How to Wrap Your Locs in a Silk Scarf
There are many ways to wrap your locs in a silk or satin scarf, but the proper wrapping technique for you depends on the type of scarf you have.
In general, you’ll do the following to wrap your locs.
- Hold the scarf near its horizontal midpoint.
- Place the bottom edge at your hairline and allow the scarf to fall over the rest of your locs.
- Pull the long ends of the scarf around the back of your head and then tie them in the front. If there’s more length, you can secure them again at the back of your head.
- Adjust the scarf to cover your locs entirely.
- Note: If you have a square scarf, you’ll fold it in half and then follow the above steps.
Silk and satin bonnets are great for those who don’t like the feeling of something being firmly wrapped around their head. They’re also less likely to cause irritation for those with sensitive skin.
In addition, they provide the same benefits as silk/satin scarves in terms of protecting your locs from friction and breakage.
However, they tend to come off at night if the sizing is the least bit off.
Bonnets are the easiest head covering to put on. You simply put them on your head like a hat. If yours has strings, you’ll tie them in a knot. That’s it – you’re done!
Pillowcases are Always an Option
If you want to save time, you can always sleep on a satin or silk pillowcase. This will protect your locs from friction and keep them moisturized.
It’s a lot easier than wrapping your head in a scarf or bonnet.
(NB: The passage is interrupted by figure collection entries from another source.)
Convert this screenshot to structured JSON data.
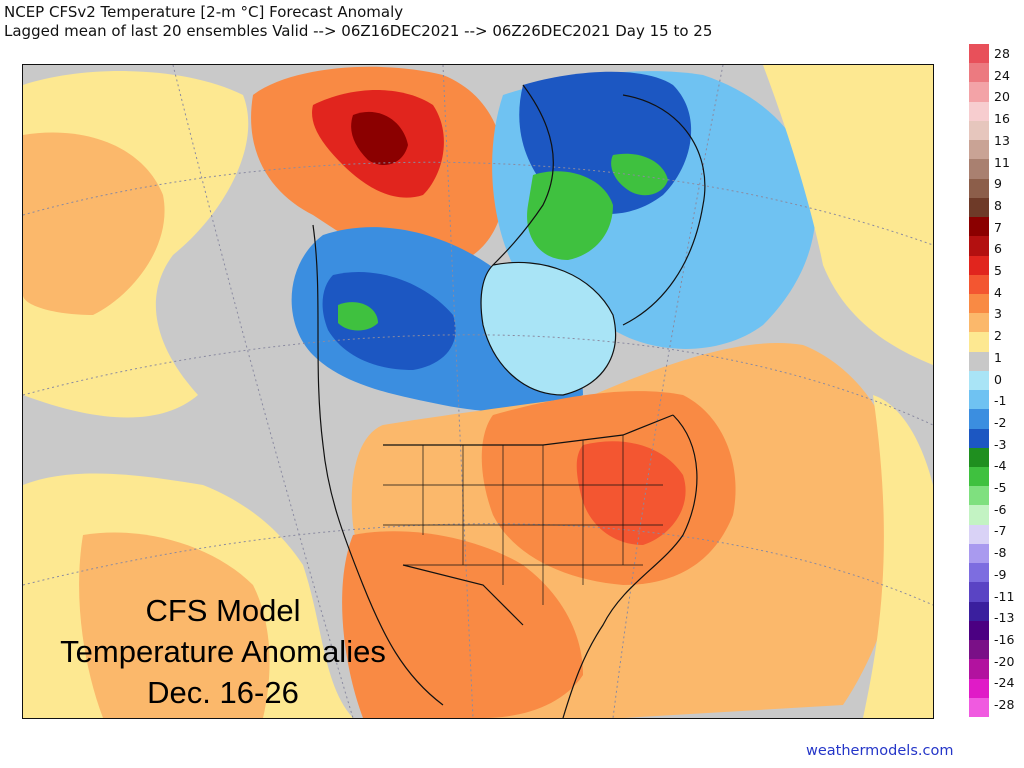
{
  "title": {
    "line1": "NCEP CFSv2 Temperature [2-m °C] Forecast Anomaly",
    "line2": "Lagged mean of last 20 ensembles Valid --> 06Z16DEC2021 --> 06Z26DEC2021  Day 15 to 25"
  },
  "overlay": {
    "line1": "CFS Model",
    "line2": "Temperature Anomalies",
    "line3": "Dec. 16-26"
  },
  "colorbar": {
    "labels": [
      "28",
      "24",
      "20",
      "16",
      "13",
      "11",
      "9",
      "8",
      "7",
      "6",
      "5",
      "4",
      "3",
      "2",
      "1",
      "0",
      "-1",
      "-2",
      "-3",
      "-4",
      "-5",
      "-6",
      "-7",
      "-8",
      "-9",
      "-11",
      "-13",
      "-16",
      "-20",
      "-24",
      "-28"
    ],
    "colors": [
      "#e8505a",
      "#ec7a80",
      "#f3a3a7",
      "#f7cdcf",
      "#e6c6bd",
      "#c9a395",
      "#a98070",
      "#8c5e4a",
      "#6e3a28",
      "#8b0000",
      "#b31010",
      "#e1251e",
      "#f35631",
      "#f98a44",
      "#fbb86b",
      "#fde891",
      "#c8c8c8",
      "#a9e4f6",
      "#6fc2f2",
      "#3b8ee0",
      "#1c57c2",
      "#1f8f1f",
      "#3fc13f",
      "#7fe07f",
      "#c3f3c3",
      "#d9d2f6",
      "#a99aef",
      "#7d6de0",
      "#5a44c4",
      "#3a1f9e",
      "#4b0082",
      "#7a1087",
      "#b2129f",
      "#e01bc7",
      "#f05ae0"
    ]
  },
  "credit": "weathermodels.com"
}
However, it’s not as effective as using a scarf or bonnet since your locs will be able to move around as they please. This means you’ll have a bit more frizz to contend with than you would with the previous methods.
But most people don’t mind that – they just love the freedom of sleeping with nothing on their heads.
The right bedtime routine for you may be different from your favorite loc guru’s, and that’s okay! Everyone’s loc journey is different, so it’s best to do you!
- How to Wrap Hair at Night
- Types of African Head Wraps
- How to Sleep With Box Braids and Not Ruin Them
- How to Wear Bonnet
Now you know everything you need to know about how to sleep with starter locs. As you can see, there are various methods you can use to protect your locs and keep them healthy.
We encourage you to try several to see what works best for you. Soon, you’ll have a bonafide nighttime loc routine that makes your locs thrive!